Куда хоть ехать-то? В Харьков — если в консерваторию? У меня, говорят, голос, я — сын своей матери, а она когда-то пела в еще первом, деревенском хоре Пятницкого. Или же отправляться сразу в Москву, если на поэта учиться? А ведь даже о существовании Литературного института и не подозреваю, думаю, что на поэтов учат на факультете журналистики Московского госуниверситета...
И вот уже в МГУ сдаю экзамен по истории, это в старом здании на Моховой. Билет попадается с такими вопросами: во-первых, о нашествии Наполеона на Москву, а во-вторых, русская культура второй половины девятнадцатого века... Дедок передо мной сидит — экзаменатор, старенький, тоже моховой. Как жук, уставился в меня очками, как это, готовясь, шпарю я, перо по бумаге так и летает. Целый ворох листочков уже, а я все пишу и пишу... спасу нет, зуд какой-то напал...
Подходит этот дедок ко мне, заглядывает через плечо:
— Молодой человек, чего это вы все строчите?
— А это, — говорю, — только тезисы, «шкелеты» одни. А все остальное в «шкафу»,— и стучу по лбу себе, показываю на «чердак».
И я с ходу в бой. Ну, что там про Наполеона-то? Вот он тут у меня как гитлеровский, совсем свежий, так и наполеоновский московский поход! Одна карта, цифирь чего стоят. А вылазки Долохова по тылам? А еще Лев Толстой с его художественными картинами, а старостиха Василиса, а Герасим (у меня дед Герасим Мака-рыч) Курин? Все вижу, будто сам с ними там с вилами и ружьем...
— Ладно, — прячет дед улыбочку в бороду. — Переходите ко второму вопросу.
А второй вопрос — это, значит, культура во второй половине. Ну, не будем опять-таки о литературе — это Толстой, Достоевский, не будем и о живописи — это опять же «передвижники» — передвигались, соединялись и распадались. Я лучше на музыке остановлюсь — это моя любовь. Это море Хвалынское, Океан Великий... Вот Мусоргский с его «Борисом Годуновым», вот Направник с «Дубровским»... А это Чайковский с его «Евгением Онегиным», «Пиковой дамой»... И чего меня все на Пушкина тянет?.. Пушкинский «Золотой петушок», музыка Римского-Корсакова... У меня же целая галерея авторов... Три зимы и два лета пишу, извлекаю факты, руку всю обломал...
— А зачем же, — улыбается дед, — руку на этом обламывать?
— А чтоб глотку поменьше драть, — говорю, — на экзамене. Как у Суворова, трудно в учении — легче в бою.

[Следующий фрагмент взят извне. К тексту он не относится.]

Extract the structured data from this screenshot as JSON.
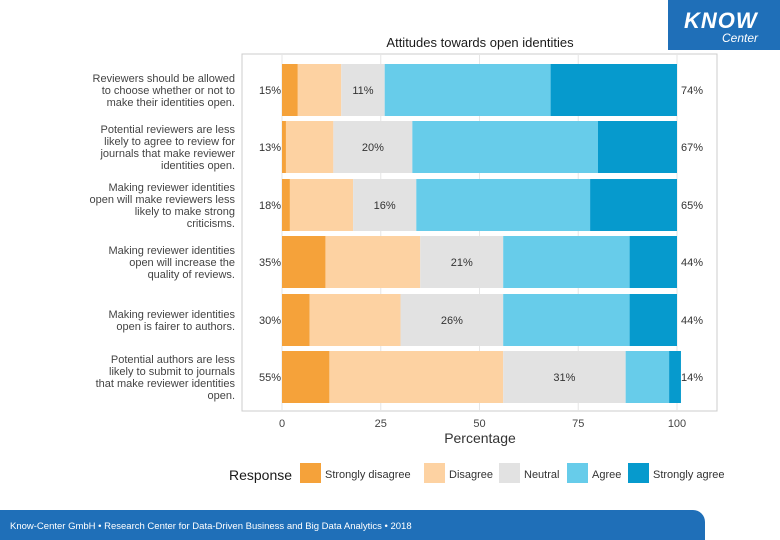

— А ты что, приехал сюда воевать? — допытывается дед и давай тискать свой стул, крутить вокруг одной ножки.
— А как же, — говорю.
— Ну и как, страшновато?
— А вот так, — говорю, — меня еще солдаты наказывали учиться.
— Это какие?
— Из сорок третьего года. С Орловско-Курской дуги. Мы вместе с ними пели песни Фатьянова и «Василия Теркина» перед боем читали... И еще Пушкин с Чайковским с их оперой «Евгений Онегин»... Вот Леонид Витальевич Собинов, например, — то юрист, то тенор. То поет в салонах, то не поется, не в голосе. Друзья ему: «Да брось ты эту юриспруденцию, сосредоточься на сцене, у тебя же талант, от Бога». И вот Собинов в Мариинке в роли Ленского. А левый мизинец зажало в туфле, Собинова аж в пот бросило: третье «до» вдруг да не возьмет? А звук ведь должен лететь, быть свободным... как полет шмеля... вот так... значит, ария Ленского, да?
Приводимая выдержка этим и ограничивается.